Finish with lunch at Taiheimon, a long-established charcoal yakiniku house specialising in Tottori wagyu — a beef that has quietly won top national honours for its meat quality. Bought by the whole carcass, the cuts here rarely reach the table elsewhere; you grill the marbled beef yourself over charcoal, from premium loin to lean, deeply flavoured cuts. It is a satisfying, very local way to taste the prefecture’s signature beef, and a fitting close to a trip about the things Tottori does well and quietly — heritage, craft and food, far from the crowds of the famous cities to the east.
Practicalities for 2026
Inland Tottori is threaded by the JR Inbi Line and the local Wakasa Railway, and Chizu-juku and Wakasa can both be reached by train — but the old towns and the residence are spread out, so a car is the easiest way to link them in a day. Tottori City, the overnight base, is well served by rail and air and keeps the folk-craft sights clustered near the station within walking distance. The route is pleasant year-round, with cedar-green hills in summer and fine foliage in autumn; the one fixed constraint is the Ishitani Residence’s Wednesday closure. For the prefecture’s signature sight, pair this with our Tottori Sand Dunes guide.
FAQ
What is the Ishitani Residence? It is a vast early-twentieth-century merchant and forestry house in Chizu-juku, with around forty rooms and seven storehouses, now a National Important Cultural Property celebrated for its master carpentry and gardens. Visitors walk freely through the rooms, tea spaces and gardens; it is open most days but closes on Wednesdays.

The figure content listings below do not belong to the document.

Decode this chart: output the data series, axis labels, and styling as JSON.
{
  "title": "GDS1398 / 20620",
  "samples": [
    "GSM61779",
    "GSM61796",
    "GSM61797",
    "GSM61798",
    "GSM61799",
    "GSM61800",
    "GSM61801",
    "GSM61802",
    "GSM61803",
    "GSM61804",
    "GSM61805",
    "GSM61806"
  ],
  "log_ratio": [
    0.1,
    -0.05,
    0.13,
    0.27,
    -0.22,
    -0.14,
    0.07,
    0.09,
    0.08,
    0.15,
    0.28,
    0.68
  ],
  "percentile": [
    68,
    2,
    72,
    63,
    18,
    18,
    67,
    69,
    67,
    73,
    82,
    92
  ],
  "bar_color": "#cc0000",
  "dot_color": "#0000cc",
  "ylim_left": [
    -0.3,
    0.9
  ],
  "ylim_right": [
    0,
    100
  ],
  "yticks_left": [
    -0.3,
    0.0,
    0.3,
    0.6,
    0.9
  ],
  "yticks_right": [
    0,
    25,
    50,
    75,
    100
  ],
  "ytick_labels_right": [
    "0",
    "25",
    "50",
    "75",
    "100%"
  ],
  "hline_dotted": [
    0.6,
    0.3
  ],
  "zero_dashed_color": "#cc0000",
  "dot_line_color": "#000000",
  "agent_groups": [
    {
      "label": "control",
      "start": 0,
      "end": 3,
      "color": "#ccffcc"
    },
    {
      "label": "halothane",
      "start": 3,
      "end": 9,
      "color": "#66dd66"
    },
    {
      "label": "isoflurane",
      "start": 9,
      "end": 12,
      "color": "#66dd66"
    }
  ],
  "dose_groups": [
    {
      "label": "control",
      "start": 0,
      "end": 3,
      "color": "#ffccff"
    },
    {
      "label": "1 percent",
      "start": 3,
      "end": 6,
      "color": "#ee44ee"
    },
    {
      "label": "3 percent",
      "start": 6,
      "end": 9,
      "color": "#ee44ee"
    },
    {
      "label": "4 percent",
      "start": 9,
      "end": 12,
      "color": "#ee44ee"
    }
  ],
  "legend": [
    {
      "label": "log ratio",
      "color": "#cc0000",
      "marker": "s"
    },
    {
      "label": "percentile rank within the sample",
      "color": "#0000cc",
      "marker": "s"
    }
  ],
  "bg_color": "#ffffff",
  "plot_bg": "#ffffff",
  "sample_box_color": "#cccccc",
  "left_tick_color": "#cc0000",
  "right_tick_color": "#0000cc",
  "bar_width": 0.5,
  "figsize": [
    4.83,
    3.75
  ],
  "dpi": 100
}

What is Chizu-juku? Chizu-juku is the old post-town district of Chizu, a former station on the Inaba Kaido highway through the mountains. Its main street preserves dark-timbered inns, merchant houses and storehouses, and it is the gateway to the Ishitani Residence. It is free to stroll.
Why is Tottori known for folk crafts? Tottori became a stronghold of Japan’s mingei (folk-craft) movement through the collector Shoya Yoshida, a disciple of the movement’s founder. The Tottori Folk Crafts Museum holds his collection, and the adjoining Takumi shop still sells regional crafts such as Ushinotoya pottery, keeping the tradition alive.
Can I buy authentic Tottori crafts? Yes. The Takumi craft shop next to the Folk Crafts Museum near Tottori Station sells regional mingei pieces — San’in pottery, dyed and woven cloth, woodwork, washi and lacquer — chosen with the movement’s eye for honest, useful beauty. It is the best place for a genuine local craft rather than a generic souvenir.
Is inland Tottori doable without a car? Partly. Chizu and Wakasa are on the JR Inbi and Wakasa Railway lines, and Tottori City’s craft sights are walkable from the station. But the inland towns and the Ishitani Residence are spread out, so a rental car makes the first day far smoother and is the recommended option.